UK politicians risking a catastrophic new Brexit accident

Parliamentary indecision could inadvertently force the UK from the EU with no deal

Anti-Brexit protesters outside Downing Street. Photograph: Henry Nicholls/Reuters
Anti-Brexit protesters outside Downing Street. Photograph: Henry Nicholls/Reuters

Allstate Northern Ireland managing director John Healy's remarks on Brexit eerily echo a warning in early 2016 from then president of the Confederation of British Industry, Paul Drechsler.

Just under three years ago, as former British prime minister David Cameron and EU president Donald Tusk sat down to negotiate a deal designed to prevent Brexit, Drechsler said he feared a "braccident" – where the UK inadvertently voted to leave Europe while wanting to stay – more than anything else.

Healy, president of the Northern Ireland Chamber of Commerce, warned this week that uncertainty in the British parliament could result in a no-deal Brexit by default, something nobody – except possibly a handful of zealots in Westminster – actually wants.

Drechsler was speaking in Dublin in February 2016, when politicians on both sides of the Irish Sea did not believe that UK voters would opt to leave the EU. However, the CBI president did not only say that any referendum would be tight, he also remarked that the Border would cause unforeseen problems for Ireland north and south.

READ MORE

His “braccident” very much happened. People voted to leave, without knowing what it was they were leaving, creating a mess that had consequences for this country, particularly the North.

The really frightening thing is that British politicians now risk a “no-deal braccident” where, as Healy highlighted, parliamentary indecision could inadvertently force the UK from the EU with no deal, with serious consequences for businesses and workers on both sides of the Border.
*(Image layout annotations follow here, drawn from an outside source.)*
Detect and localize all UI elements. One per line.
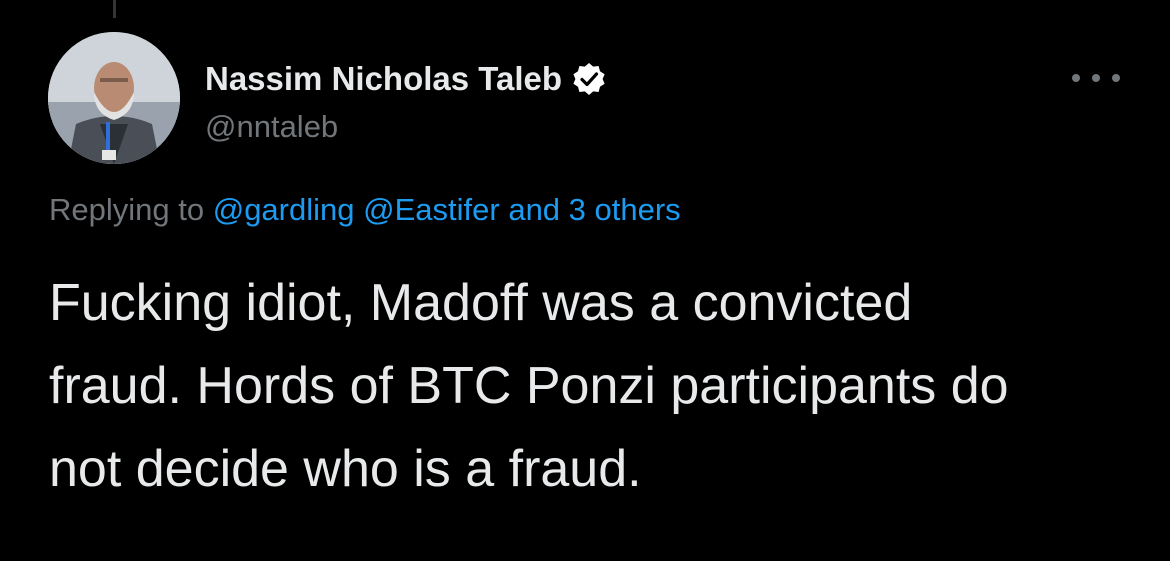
- avatar[interactable]: [48, 32, 180, 164]
- more-dot: [1072, 74, 1080, 82]
- avatar-image: [48, 32, 180, 164]
- author-display-name[interactable]: Nassim Nicholas Taleb: [205, 60, 562, 98]
- more-options-icon[interactable]: [1072, 66, 1120, 90]
- verified-badge-icon: [571, 61, 607, 97]
- more-dot: [1092, 74, 1100, 82]
- tweet-text-line: Fucking idiot, Madoff was a convicted: [49, 274, 913, 332]
- mention-link-eastifer[interactable]: @Eastifer: [363, 192, 500, 227]
- author-name-row[interactable]: Nassim Nicholas Taleb: [205, 54, 607, 104]
- tweet-text-line: not decide who is a fraud.: [49, 440, 642, 498]
- mention-link-gardling[interactable]: @gardling: [213, 192, 355, 227]
- tweet-text-line: fraud. Hords of BTC Ponzi participants d…: [49, 357, 1009, 415]
- replying-to-line: Replying to @gardling @Eastifer and 3 ot…: [49, 192, 681, 228]
- tweet-text: Fucking idiot, Madoff was a convicted fr…: [49, 262, 1149, 511]
- replying-to-label: Replying to: [49, 192, 205, 227]
- thread-connector-line: [113, 0, 116, 18]
- more-dot: [1112, 74, 1120, 82]
- mention-link-others[interactable]: and 3 others: [508, 192, 680, 227]
- author-handle[interactable]: @nntaleb: [205, 109, 338, 145]
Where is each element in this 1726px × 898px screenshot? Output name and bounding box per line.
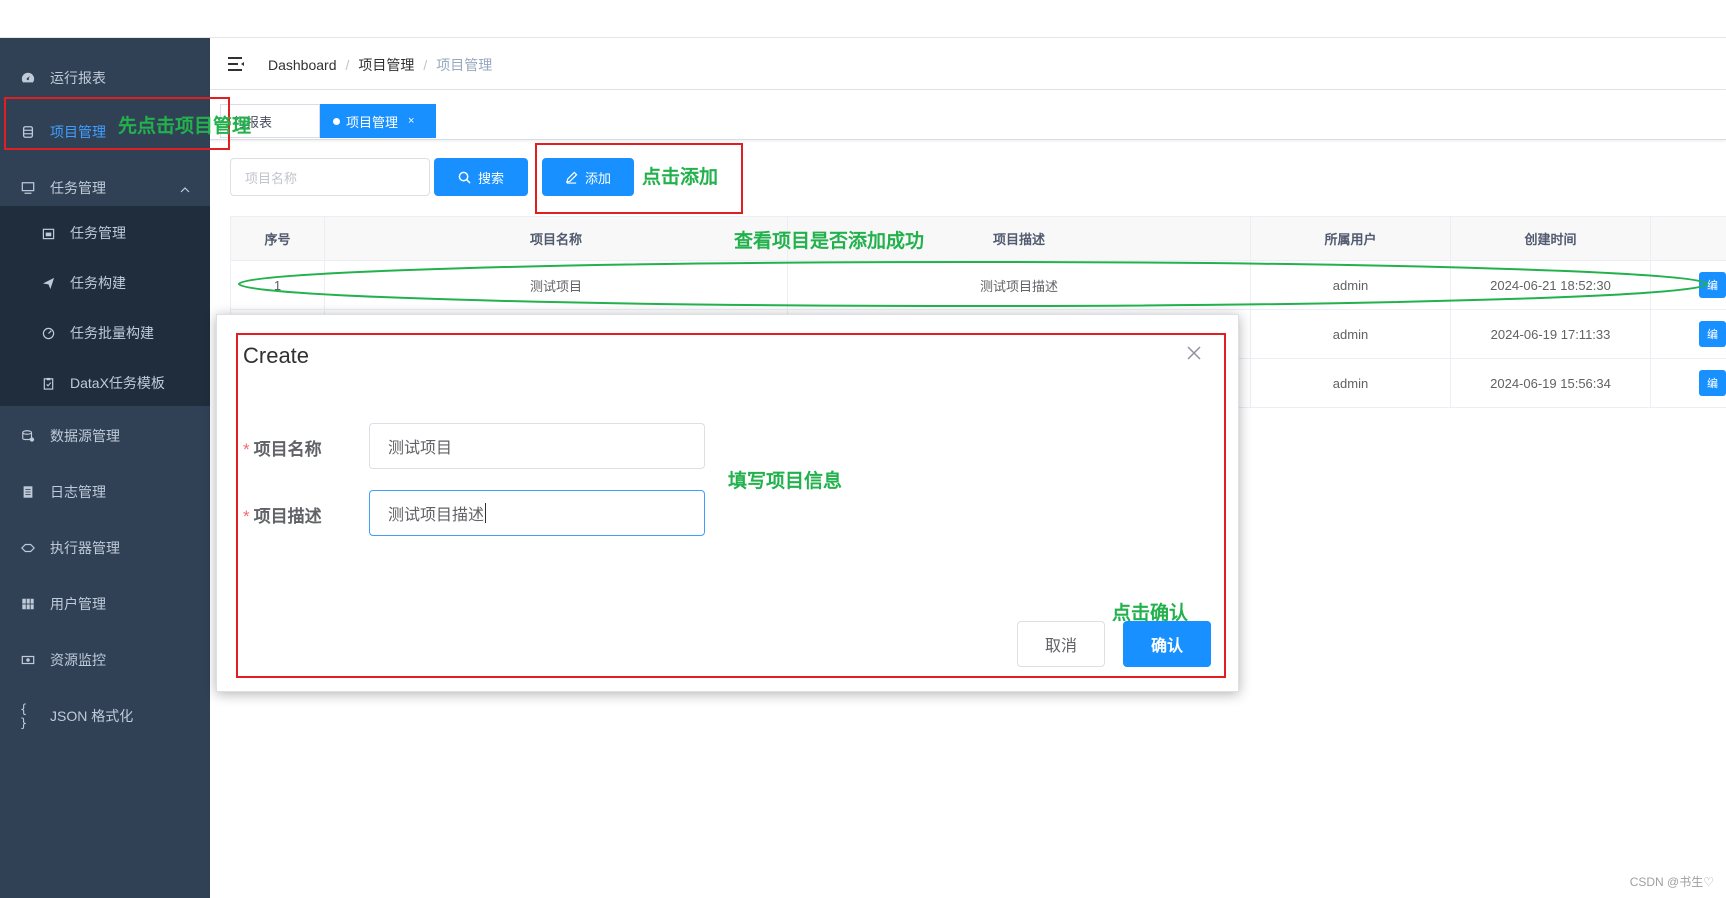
clipboard-icon: [40, 375, 56, 391]
breadcrumb-separator: /: [423, 57, 428, 73]
edit-button[interactable]: 编: [1699, 370, 1726, 396]
project-desc-field[interactable]: 测试项目描述: [369, 490, 705, 536]
dashboard-icon: [20, 70, 36, 86]
project-name-field[interactable]: 测试项目: [369, 423, 705, 469]
dialog-title: Create: [243, 343, 310, 368]
sidebar-item-resource[interactable]: 资源监控: [0, 632, 210, 688]
search-icon: [458, 171, 471, 184]
search-placeholder: 项目名称: [245, 170, 298, 186]
breadcrumb-item[interactable]: Dashboard: [268, 57, 337, 73]
submenu-item-label: 任务构建: [70, 275, 126, 291]
add-button-label: 添加: [584, 170, 611, 186]
cancel-button[interactable]: 取消: [1017, 621, 1105, 667]
top-bar: [0, 0, 1726, 38]
cell-created: 2024-06-19 15:56:34: [1451, 359, 1651, 407]
breadcrumb-item[interactable]: 项目管理: [358, 55, 414, 75]
sidebar-item-label: 用户管理: [50, 596, 106, 612]
datasource-icon: [20, 428, 36, 444]
text-caret: [485, 503, 487, 523]
required-mark: *: [243, 507, 250, 526]
column-header-index: 序号: [230, 217, 325, 260]
breadcrumb: Dashboard / 项目管理 / 项目管理: [268, 55, 492, 75]
sidebar: 运行报表 项目管理 任务管理 任务管理 任务构建 任务批量构建 DataX任务模…: [0, 38, 210, 898]
sidebar-item-label: 资源监控: [50, 652, 106, 668]
sidebar-item-log[interactable]: 日志管理: [0, 464, 210, 520]
navbar: Dashboard / 项目管理 / 项目管理: [210, 38, 1726, 90]
submenu-item-task-manage[interactable]: 任务管理: [0, 208, 210, 258]
table-header: 序号 项目名称 项目描述 所属用户 创建时间: [230, 217, 1726, 261]
gauge-icon: [40, 325, 56, 341]
submenu-item-datax-template[interactable]: DataX任务模板: [0, 358, 210, 408]
sidebar-item-label: 数据源管理: [50, 428, 120, 444]
braces-icon: { }: [20, 702, 28, 730]
confirm-button[interactable]: 确认: [1123, 621, 1211, 667]
document-icon: [20, 484, 36, 500]
monitor-icon: [20, 180, 36, 196]
chevron-up-icon: [180, 182, 190, 198]
tag-close-icon[interactable]: ×: [408, 115, 414, 127]
breadcrumb-separator: /: [345, 57, 350, 73]
sidebar-item-user[interactable]: 用户管理: [0, 576, 210, 632]
edit-button[interactable]: 编: [1699, 321, 1726, 347]
tag-project[interactable]: 项目管理 ×: [320, 104, 436, 138]
cell-actions: 编: [1651, 310, 1726, 358]
submenu-item-label: 任务管理: [70, 225, 126, 241]
project-desc-label: * 项目描述: [243, 507, 322, 526]
tag-label: 项目管理: [346, 114, 399, 130]
submenu-item-batch-build[interactable]: 任务批量构建: [0, 308, 210, 358]
annotation-click-add: 点击添加: [642, 167, 719, 188]
active-dot-icon: [333, 117, 340, 125]
project-name-search-input[interactable]: 项目名称: [230, 158, 430, 196]
cell-user: admin: [1251, 359, 1451, 407]
add-button[interactable]: 添加: [542, 158, 634, 196]
submenu-item-label: 任务批量构建: [70, 325, 154, 341]
column-header-created: 创建时间: [1451, 217, 1651, 260]
send-icon: [40, 275, 56, 291]
tags-view: 行报表 项目管理 ×: [210, 90, 1726, 140]
breadcrumb-current: 项目管理: [436, 57, 493, 73]
create-dialog: Create * 项目名称 测试项目 * 项目描述 测试项目描述 取消 确认: [216, 314, 1239, 692]
annotation-fill-info: 填写项目信息: [728, 471, 843, 492]
database-icon: [20, 124, 36, 140]
calendar-icon: [40, 225, 56, 241]
users-icon: [20, 596, 36, 612]
project-name-label: * 项目名称: [243, 440, 322, 459]
sidebar-item-label: 执行器管理: [50, 540, 120, 556]
monitor-resource-icon: [20, 652, 36, 668]
hamburger-icon[interactable]: [226, 54, 246, 74]
executor-icon: [20, 540, 36, 556]
submenu-item-label: DataX任务模板: [70, 375, 165, 391]
sidebar-item-label: JSON 格式化: [50, 708, 134, 724]
annotation-ellipse-row: [238, 261, 1708, 307]
annotation-check-added: 查看项目是否添加成功: [734, 231, 925, 252]
submenu-item-task-build[interactable]: 任务构建: [0, 258, 210, 308]
sidebar-item-dashboard[interactable]: 运行报表: [0, 50, 210, 106]
watermark: CSDN @书生♡: [1629, 875, 1714, 889]
annotation-click-project: 先点击项目管理: [118, 116, 252, 137]
column-header-name: 项目名称: [325, 217, 788, 260]
search-button-label: 搜索: [477, 170, 504, 186]
annotation-click-confirm: 点击确认: [1112, 603, 1189, 624]
sidebar-item-label: 日志管理: [50, 484, 106, 500]
close-icon[interactable]: [1186, 345, 1202, 361]
project-desc-value: 测试项目描述: [388, 507, 485, 524]
required-mark: *: [243, 440, 250, 459]
project-name-value: 测试项目: [388, 440, 453, 457]
edit-icon: [565, 171, 578, 184]
cell-actions: 编: [1651, 359, 1726, 407]
sidebar-item-label: 运行报表: [50, 70, 106, 86]
sidebar-item-datasource[interactable]: 数据源管理: [0, 408, 210, 464]
cell-created: 2024-06-19 17:11:33: [1451, 310, 1651, 358]
cell-user: admin: [1251, 310, 1451, 358]
column-header-user: 所属用户: [1251, 217, 1451, 260]
sidebar-item-executor[interactable]: 执行器管理: [0, 520, 210, 576]
sidebar-item-label: 任务管理: [50, 180, 106, 196]
sidebar-item-label: 项目管理: [50, 124, 106, 140]
sidebar-item-json[interactable]: { } JSON 格式化: [0, 688, 210, 744]
search-button[interactable]: 搜索: [434, 158, 528, 196]
column-header-actions: [1651, 217, 1726, 260]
Healy says businesses, including the 1,200 his organisation represents, remain in the dark about the trading conditions they will face. “It is now time to put political games to bed,” he says.

He is right. Nevertheless, Westminster politicians have thus far shown they are loath to stop playing games. This month's vote on the deal struck with Brussels by UK prime minister Theresa May will tell us if that has changed, or if they would rather stumble into braccident number two.